La tension continue à prévaloir au sein de l’industrie sucrière, qui doit déjà affronter les nouvelles réalités du marché d’exportation en Europe avec l’échéance 2017 du démantèlement du régime de quotas d’exportations. Sur le front des relations industrielles, avec le rejet par la Commission de Conciliation et de Médiation (CCM) du litige déposé par le Joint Negotiating Panel (JNP) au profit de la Mauritius Sugar Producers Association (MSPA), le véritable enjeu se pose par rapport au droit de grève et à l’exercice de ce droit pendant toute la durée des négociations entre le patronat et les syndicats. Une assemblée des délégués des syndicats de l’industrie sucrière s’est réunie ce matin en vue de passer en revue la situation et de décider de la marche à suivre dans le cadre de ces négociations pour un nouveau “Collective Agreement”.
La décision du Pr Torul, de la CCM, de rejeter le litige déposé par les quatre syndicats de l’industrie sucrière – soit l’Agricultural and General Workers Union (AGWU), la Sugar Industry Labourer Union (SILU), l’Organisation de l’Unité des Artisans et l’Union of Artisans of the Sugar Industry (UASI) – prive ces derniers du recours de droit de grève en cas d’insatisfaction à des étapes cruciales des négociations. Telles sont les dispositions de la loi à l’effet que seule la partie ayant déclaré litige peut légalement exercer soit le droit de grève, soit le droit de “lock-out”.
Dans la conjoncture, la MSPA se trouve en ballottage favorable sur la base de la décision du Pr Torul. Ce matin, les principaux animateurs du JNP ont déjà affûté leurs arguments en vue d’une bataille légale devant l’Employment Relations Tribunal pour contester la décision de la Commission de Conciliation et de Médiation. Entre-temps, le Pr Torul a été informé du désaccord des syndicats avec un ultimatum jusqu’à cet après-midi en vue de revoir la situation et reconnaître la validité de la déclaration du litige par les syndicats.
« Nous comptons saisir l’Employment Relations Tribunal de cette affaire. En droit, la décision de la CCM est totalement erronée. Mais avant, nous avons accordé un délai moral au Pr Torul. Le temps de lui permettre de réaliser le préjudice immense porté aux travailleurs de l’industrie sucrière, qui se battent pour leurs droits. S’il persiste et signe, nous irons dès cet après-midi devant l’ERT. Sans compter que nous avons pris la décision de boycotter les séances de travail au niveau de la CCM », déclare Ashok Subron en marge du déroulement de l’assemblée des délégués.

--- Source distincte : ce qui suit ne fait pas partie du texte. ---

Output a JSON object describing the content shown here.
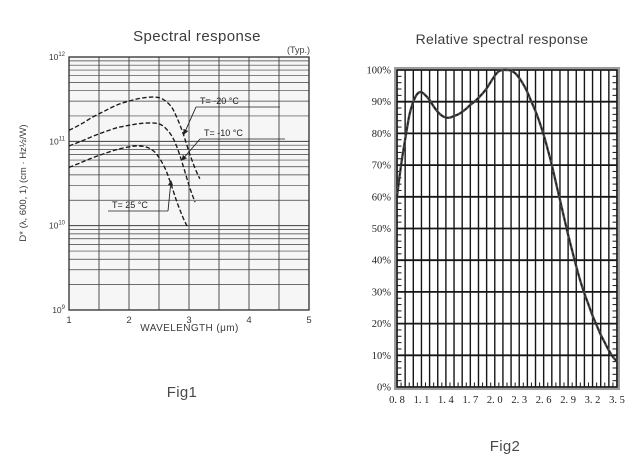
{
  "colors": {
    "fig1_grid": "#3f3f3f",
    "fig1_frame": "#2e2e2e",
    "fig1_curve": "#1a1a1a",
    "fig1_plot_bg": "#f6f6f6",
    "fig2_grid": "#161616",
    "fig2_frame_gray": "#9c9c9c",
    "fig2_curve": "#474747",
    "text": "#3a3a3a"
  },
  "chart_data": [
    {
      "id": "fig1",
      "type": "line",
      "title": "Spectral response",
      "annotation": "(Typ.)",
      "caption": "Fig1",
      "xlabel": "WAVELENGTH (μm)",
      "ylabel": "D* (λ, 600, 1) (cm · Hz½/W)",
      "x_ticks": [
        1,
        2,
        3,
        4,
        5
      ],
      "x_minor_step": 0.5,
      "xlim": [
        1,
        5
      ],
      "y_scale": "log",
      "y_tick_exponents": [
        9,
        10,
        11,
        12
      ],
      "ylim": [
        1000000000.0,
        1000000000000.0
      ],
      "grid": true,
      "legend_position": "inline-labels",
      "series": [
        {
          "name": "T= -20 °C",
          "points": [
            [
              1,
              135000000000.0
            ],
            [
              1.2,
              160000000000.0
            ],
            [
              1.4,
              195000000000.0
            ],
            [
              1.6,
              230000000000.0
            ],
            [
              1.8,
              270000000000.0
            ],
            [
              2.0,
              300000000000.0
            ],
            [
              2.2,
              325000000000.0
            ],
            [
              2.4,
              335000000000.0
            ],
            [
              2.55,
              320000000000.0
            ],
            [
              2.7,
              260000000000.0
            ],
            [
              2.8,
              190000000000.0
            ],
            [
              2.9,
              125000000000.0
            ],
            [
              3.0,
              75000000000.0
            ],
            [
              3.1,
              48000000000.0
            ],
            [
              3.18,
              36000000000.0
            ]
          ]
        },
        {
          "name": "T= -10 °C",
          "points": [
            [
              1,
              88000000000.0
            ],
            [
              1.2,
              100000000000.0
            ],
            [
              1.4,
              115000000000.0
            ],
            [
              1.6,
              130000000000.0
            ],
            [
              1.8,
              145000000000.0
            ],
            [
              2.0,
              155000000000.0
            ],
            [
              2.2,
              163000000000.0
            ],
            [
              2.4,
              165000000000.0
            ],
            [
              2.55,
              155000000000.0
            ],
            [
              2.7,
              120000000000.0
            ],
            [
              2.8,
              85000000000.0
            ],
            [
              2.9,
              52000000000.0
            ],
            [
              3.0,
              30000000000.0
            ],
            [
              3.1,
              19000000000.0
            ]
          ]
        },
        {
          "name": "T= 25 °C",
          "points": [
            [
              1,
              49000000000.0
            ],
            [
              1.2,
              56000000000.0
            ],
            [
              1.4,
              64000000000.0
            ],
            [
              1.6,
              72000000000.0
            ],
            [
              1.8,
              80000000000.0
            ],
            [
              2.0,
              86000000000.0
            ],
            [
              2.15,
              88000000000.0
            ],
            [
              2.3,
              85000000000.0
            ],
            [
              2.45,
              72000000000.0
            ],
            [
              2.6,
              48000000000.0
            ],
            [
              2.7,
              31000000000.0
            ],
            [
              2.8,
              19000000000.0
            ],
            [
              2.9,
              12500000000.0
            ],
            [
              2.98,
              9500000000.0
            ]
          ]
        }
      ]
    },
    {
      "id": "fig2",
      "type": "line",
      "title": "Relative spectral response",
      "caption": "Fig2",
      "xlabel": "",
      "ylabel": "",
      "x_tick_labels": [
        "0. 8",
        "1. 1",
        "1. 4",
        "1. 7",
        "2. 0",
        "2. 3",
        "2. 6",
        "2. 9",
        "3. 2",
        "3. 5"
      ],
      "x_tick_values": [
        0.8,
        1.1,
        1.4,
        1.7,
        2.0,
        2.3,
        2.6,
        2.9,
        3.2,
        3.5
      ],
      "x_grid_step": 0.1,
      "x_minor_step": 0.05,
      "xlim": [
        0.8,
        3.5
      ],
      "y_tick_labels": [
        "0%",
        "10%",
        "20%",
        "30%",
        "40%",
        "50%",
        "60%",
        "70%",
        "80%",
        "90%",
        "100%"
      ],
      "y_tick_values": [
        0,
        10,
        20,
        30,
        40,
        50,
        60,
        70,
        80,
        90,
        100
      ],
      "y_minor_step": 2,
      "ylim": [
        0,
        100
      ],
      "grid": true,
      "series": [
        {
          "name": "relative spectral response",
          "points": [
            [
              0.8,
              60
            ],
            [
              0.85,
              70
            ],
            [
              0.9,
              78
            ],
            [
              0.95,
              85.5
            ],
            [
              1.0,
              90
            ],
            [
              1.05,
              92.5
            ],
            [
              1.1,
              93
            ],
            [
              1.15,
              92
            ],
            [
              1.2,
              90.5
            ],
            [
              1.25,
              88.5
            ],
            [
              1.3,
              86.8
            ],
            [
              1.35,
              85.6
            ],
            [
              1.4,
              85
            ],
            [
              1.45,
              85
            ],
            [
              1.5,
              85.5
            ],
            [
              1.55,
              86
            ],
            [
              1.6,
              86.8
            ],
            [
              1.65,
              87.8
            ],
            [
              1.7,
              89
            ],
            [
              1.75,
              90
            ],
            [
              1.8,
              91.2
            ],
            [
              1.85,
              92.6
            ],
            [
              1.9,
              94.2
            ],
            [
              1.95,
              96.2
            ],
            [
              2.0,
              98.2
            ],
            [
              2.05,
              99.6
            ],
            [
              2.1,
              100
            ],
            [
              2.15,
              100
            ],
            [
              2.2,
              99.8
            ],
            [
              2.25,
              99
            ],
            [
              2.3,
              97.5
            ],
            [
              2.35,
              95.5
            ],
            [
              2.4,
              93
            ],
            [
              2.45,
              90
            ],
            [
              2.5,
              87
            ],
            [
              2.55,
              83.5
            ],
            [
              2.6,
              79.5
            ],
            [
              2.65,
              75
            ],
            [
              2.7,
              70
            ],
            [
              2.75,
              64.5
            ],
            [
              2.8,
              59
            ],
            [
              2.85,
              53.5
            ],
            [
              2.9,
              48
            ],
            [
              2.95,
              43
            ],
            [
              3.0,
              38
            ],
            [
              3.05,
              33.5
            ],
            [
              3.1,
              29.5
            ],
            [
              3.15,
              26
            ],
            [
              3.2,
              22.5
            ],
            [
              3.25,
              19.5
            ],
            [
              3.3,
              16.5
            ],
            [
              3.35,
              14
            ],
            [
              3.4,
              11.5
            ],
            [
              3.45,
              9.5
            ],
            [
              3.5,
              8
            ]
          ]
        }
      ]
    }
  ]
}
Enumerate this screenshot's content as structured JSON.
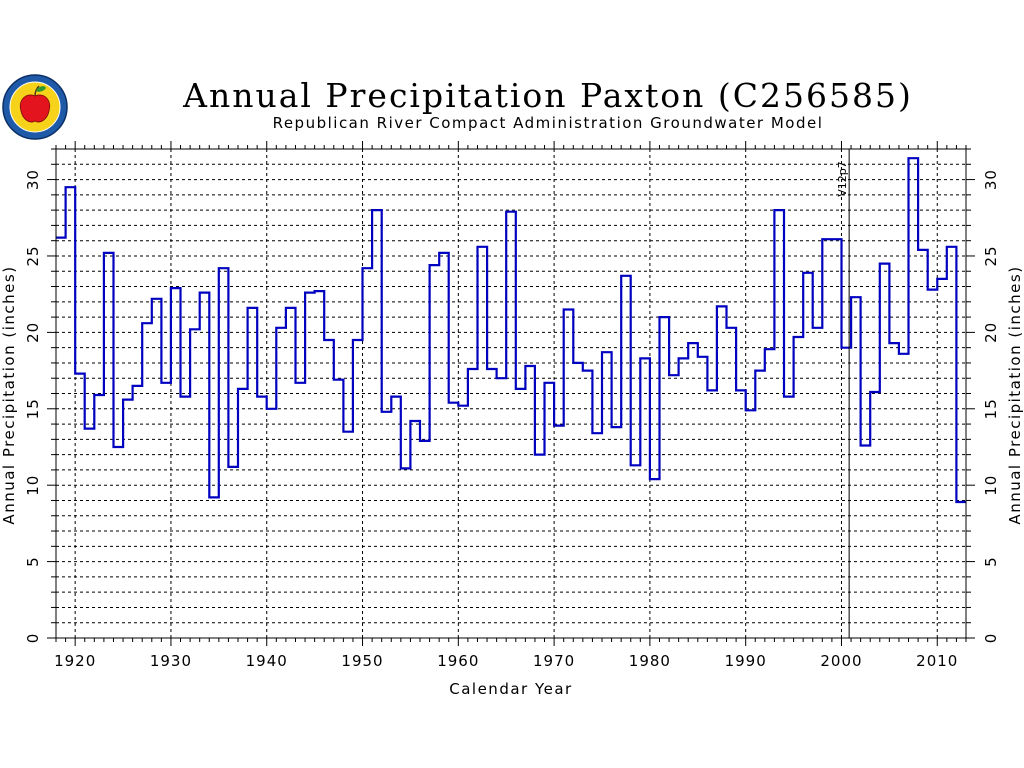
{
  "chart_data": {
    "type": "step",
    "title": "Annual Precipitation Paxton (C256585)",
    "subtitle": "Republican River Compact Administration Groundwater Model",
    "xlabel": "Calendar Year",
    "ylabel": "Annual Precipitation (inches)",
    "ylabel_right": "Annual Precipitation (inches)",
    "xlim": [
      1918,
      2013
    ],
    "ylim": [
      0,
      32
    ],
    "x_ticks": [
      1920,
      1930,
      1940,
      1950,
      1960,
      1970,
      1980,
      1990,
      2000,
      2010
    ],
    "y_ticks": [
      0,
      5,
      10,
      15,
      20,
      25,
      30
    ],
    "grid": true,
    "annotation": {
      "x": 2000.8,
      "text": "V12p7"
    },
    "series": [
      {
        "color": "#0000c0",
        "x": [
          1918,
          1919,
          1920,
          1921,
          1922,
          1923,
          1924,
          1925,
          1926,
          1927,
          1928,
          1929,
          1930,
          1931,
          1932,
          1933,
          1934,
          1935,
          1936,
          1937,
          1938,
          1939,
          1940,
          1941,
          1942,
          1943,
          1944,
          1945,
          1946,
          1947,
          1948,
          1949,
          1950,
          1951,
          1952,
          1953,
          1954,
          1955,
          1956,
          1957,
          1958,
          1959,
          1960,
          1961,
          1962,
          1963,
          1964,
          1965,
          1966,
          1967,
          1968,
          1969,
          1970,
          1971,
          1972,
          1973,
          1974,
          1975,
          1976,
          1977,
          1978,
          1979,
          1980,
          1981,
          1982,
          1983,
          1984,
          1985,
          1986,
          1987,
          1988,
          1989,
          1990,
          1991,
          1992,
          1993,
          1994,
          1995,
          1996,
          1997,
          1998,
          1999,
          2000,
          2001,
          2002,
          2003,
          2004,
          2005,
          2006,
          2007,
          2008,
          2009,
          2010,
          2011,
          2012
        ],
        "values": [
          26.2,
          29.5,
          17.3,
          13.7,
          15.9,
          25.2,
          12.5,
          15.6,
          16.5,
          20.6,
          22.2,
          16.7,
          22.9,
          15.8,
          20.2,
          22.6,
          9.2,
          24.2,
          11.2,
          16.3,
          21.6,
          15.8,
          15.0,
          20.3,
          21.6,
          16.7,
          22.6,
          22.7,
          19.5,
          16.9,
          13.5,
          19.5,
          24.2,
          28.0,
          14.8,
          15.8,
          11.1,
          14.2,
          12.9,
          24.4,
          25.2,
          15.4,
          15.2,
          17.6,
          25.6,
          17.6,
          17.0,
          27.9,
          16.3,
          17.8,
          12.0,
          16.7,
          13.9,
          21.5,
          18.0,
          17.5,
          13.4,
          18.7,
          13.8,
          23.7,
          11.3,
          18.3,
          10.4,
          21.0,
          17.2,
          18.3,
          19.3,
          18.4,
          16.2,
          21.7,
          20.3,
          16.2,
          14.9,
          17.5,
          18.9,
          28.0,
          15.8,
          19.7,
          23.9,
          20.3,
          26.1,
          26.1,
          19.0,
          22.3,
          12.6,
          16.1,
          24.5,
          19.3,
          18.6,
          31.4,
          25.4,
          22.8,
          23.5,
          25.6,
          8.9
        ]
      }
    ]
  }
}
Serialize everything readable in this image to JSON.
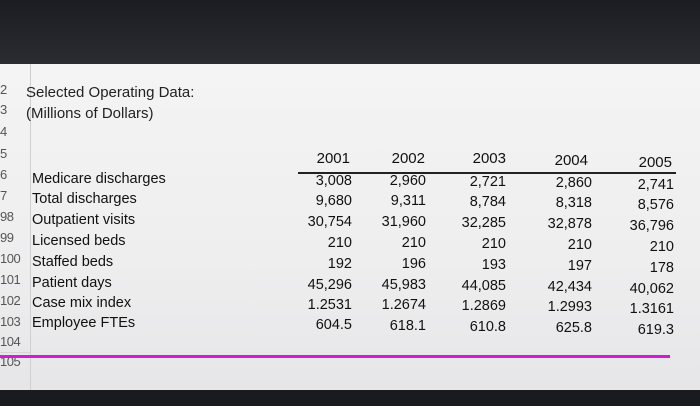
{
  "sheet": {
    "title_line1": "Selected Operating Data:",
    "title_line2": "(Millions of Dollars)",
    "row_numbers": [
      "2",
      "3",
      "4",
      "5",
      "6",
      "7",
      "98",
      "99",
      "100",
      "101",
      "102",
      "103",
      "104",
      "105"
    ],
    "years": [
      "2001",
      "2002",
      "2003",
      "2004",
      "2005"
    ],
    "rows": [
      {
        "label": "Medicare discharges",
        "values": [
          "3,008",
          "2,960",
          "2,721",
          "2,860",
          "2,741"
        ]
      },
      {
        "label": "Total discharges",
        "values": [
          "9,680",
          "9,311",
          "8,784",
          "8,318",
          "8,576"
        ]
      },
      {
        "label": "Outpatient visits",
        "values": [
          "30,754",
          "31,960",
          "32,285",
          "32,878",
          "36,796"
        ]
      },
      {
        "label": "Licensed beds",
        "values": [
          "210",
          "210",
          "210",
          "210",
          "210"
        ]
      },
      {
        "label": "Staffed beds",
        "values": [
          "192",
          "196",
          "193",
          "197",
          "178"
        ]
      },
      {
        "label": "Patient days",
        "values": [
          "45,296",
          "45,983",
          "44,085",
          "42,434",
          "40,062"
        ]
      },
      {
        "label": "Case mix index",
        "values": [
          "1.2531",
          "1.2674",
          "1.2869",
          "1.2993",
          "1.3161"
        ]
      },
      {
        "label": "Employee FTEs",
        "values": [
          "604.5",
          "618.1",
          "610.8",
          "625.8",
          "619.3"
        ]
      }
    ]
  },
  "colors": {
    "highlight_line": "#d51bd0"
  }
}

« Au sein du mouvement syndical, nous sommes arrivés à la conclusion que la MSPA ne s’est pas encore relevée du “knock-out” encaissé depuis 2010 et continue de multiplier ses efforts pour mobiliser du soutien de sa cinquième colonne au sein de l’Etat. En 2012, le patronat avait tenté d’anéantir le droit de grève des travailleurs. Aujourd’hui, nous affrontons des mêmes agissements par rapport au droit de grève. Dans la conjoncture actuelle, nous n’allons pas nous laisser faire », poursuit le syndicaliste Subron, avant d’ajouter : « Ces derniers temps, nous assistons à des tentatives délibérées pour faire en sorte que le patronat décide des litiges industriels. »
Dans un autre ordre d’idées, le JNP dénonce l’exclusion des travailleurs dans le débat sur la nouvelle stratégie de l’industrie cannière avec l’élimination du régime des quotas d’exportations. « Le même scénario est adopté avec, pour objectif, de réduire au silence la voix des travailleurs. Avec les problèmes sur le prix du sucre, au sujet de l’avenir du Syndicat des Sucres ou encore du nouveau plan de réforme, le ministre Boolell a initié des consultations en oubliant de solliciter les points de vue des représentants des travailleurs. Une tentative délibérée d’écarter les travailleurs comme ce fut le cas en 2001 et en 2007. Mais nous n’allons nullement céder. Nous avons appris nos leçons de nos grands-parents en 1936 ou encore dans les années 70 avec l’approche de la prochaine récolte sucrière », a-t-il conclu.